According to the report, private funding is the “rising star” in humanitarian aid, IRIN reports. “NGO Medecines Sans Frontieres received US$845 million of private funding in 2009, making it equivalent to the fourth largest donor country.” Humanitarian assistance was “up US$3.2 billion in 2009 compared with 2006, despite an 11 percent drop in reported government aid in 2009; private contributions increased by 50 percent since 2006, reaching 4.1 billion,” according to IRIN.
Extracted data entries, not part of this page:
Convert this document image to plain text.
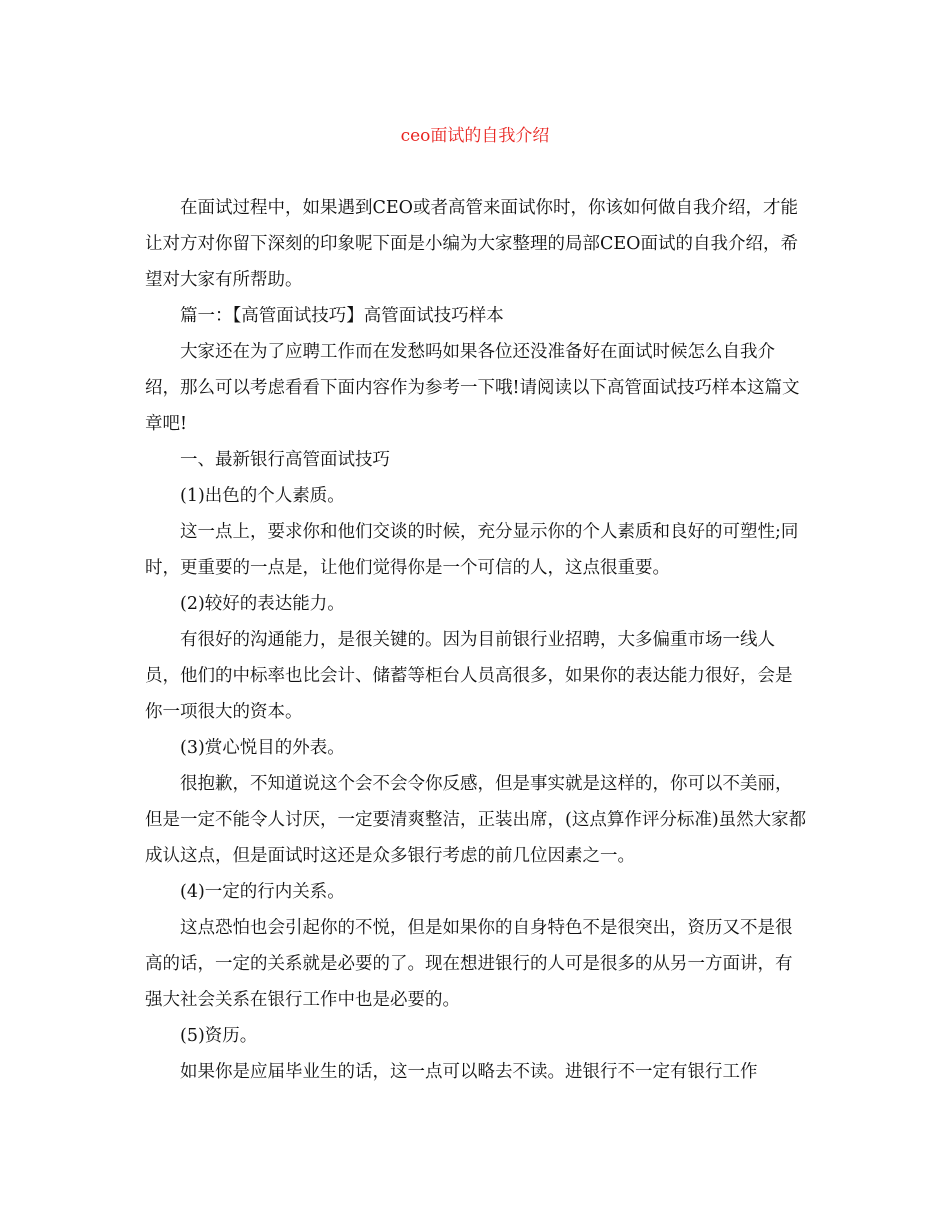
ceo面试的自我介绍

在面试过程中，如果遇到CEO或者高管来面试你时，你该如何做自我介绍，才能让对方对你留下深刻的印象呢下面是小编为大家整理的局部CEO面试的自我介绍，希望对大家有所帮助。

篇一：【高管面试技巧】高管面试技巧样本

大家还在为了应聘工作而在发愁吗如果各位还没准备好在面试时候怎么自我介绍，那么可以考虑看看下面内容作为参考一下哦!请阅读以下高管面试技巧样本这篇文章吧!

一、最新银行高管面试技巧

(1)出色的个人素质。

这一点上，要求你和他们交谈的时候，充分显示你的个人素质和良好的可塑性;同时，更重要的一点是，让他们觉得你是一个可信的人，这点很重要。

(2)较好的表达能力。

有很好的沟通能力，是很关键的。因为目前银行业招聘，大多偏重市场一线人员，他们的中标率也比会计、储蓄等柜台人员高很多，如果你的表达能力很好，会是你一项很大的资本。

(3)赏心悦目的外表。

很抱歉，不知道说这个会不会令你反感，但是事实就是这样的，你可以不美丽，但是一定不能令人讨厌，一定要清爽整洁，正装出席，(这点算作评分标准)虽然大家都成认这点，但是面试时这还是众多银行考虑的前几位因素之一。

(4)一定的行内关系。

这点恐怕也会引起你的不悦，但是如果你的自身特色不是很突出，资历又不是很高的话，一定的关系就是必要的了。现在想进银行的人可是很多的从另一方面讲，有强大社会关系在银行工作中也是必要的。

(5)资历。

如果你是应届毕业生的话，这一点可以略去不读。进银行不一定有银行工作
The report also notes that the humanitarian response to conflict areas is a “priority. Some 71 percent of aid in 1999-2008 was spent in conflict-affected states,” including Sudan and Democratic Republic of Congo (DRC), IRIN writes.

“It is very hard to gauge to what degree aid meets needs as there is still no uniform, thorough, objective way of measuring needs, says the GHA,” the news service writes, noting that most assessments are kept “private.” The article also examines the report’s findings on aid to victims of the 2004 tsunami, Haiti’s earthquake and DRC’s ongoing conflict (7/27).

IRIN/PlusNews Maps Percent Of African Budgets Spent On Health

IRIN/PlusNews has mapped the percentage of national budgets in Africa “allocated to health against mortality rates of children younger than five years.” Countries tagged red, which represents governments that spend 6 percent or less on health, are Angola, Congo, Cote d’Ivoire, Eritrea, Guinea, Guinea-Bissau, Mauritania and Sudan. Liberia, Tanzania and Zambia each spend 15 percent or more on health, according to IRIN.

The map uses data from a report by Countdown to 2015, a “group monitoring maternal and child health.” The map also breaks down the percentage of HIV/AIDS related child deaths – the highest on the map is 49 percent in Swaziland – and “how deaths in young children match up against efforts to meet the Abuja targets” (7/28).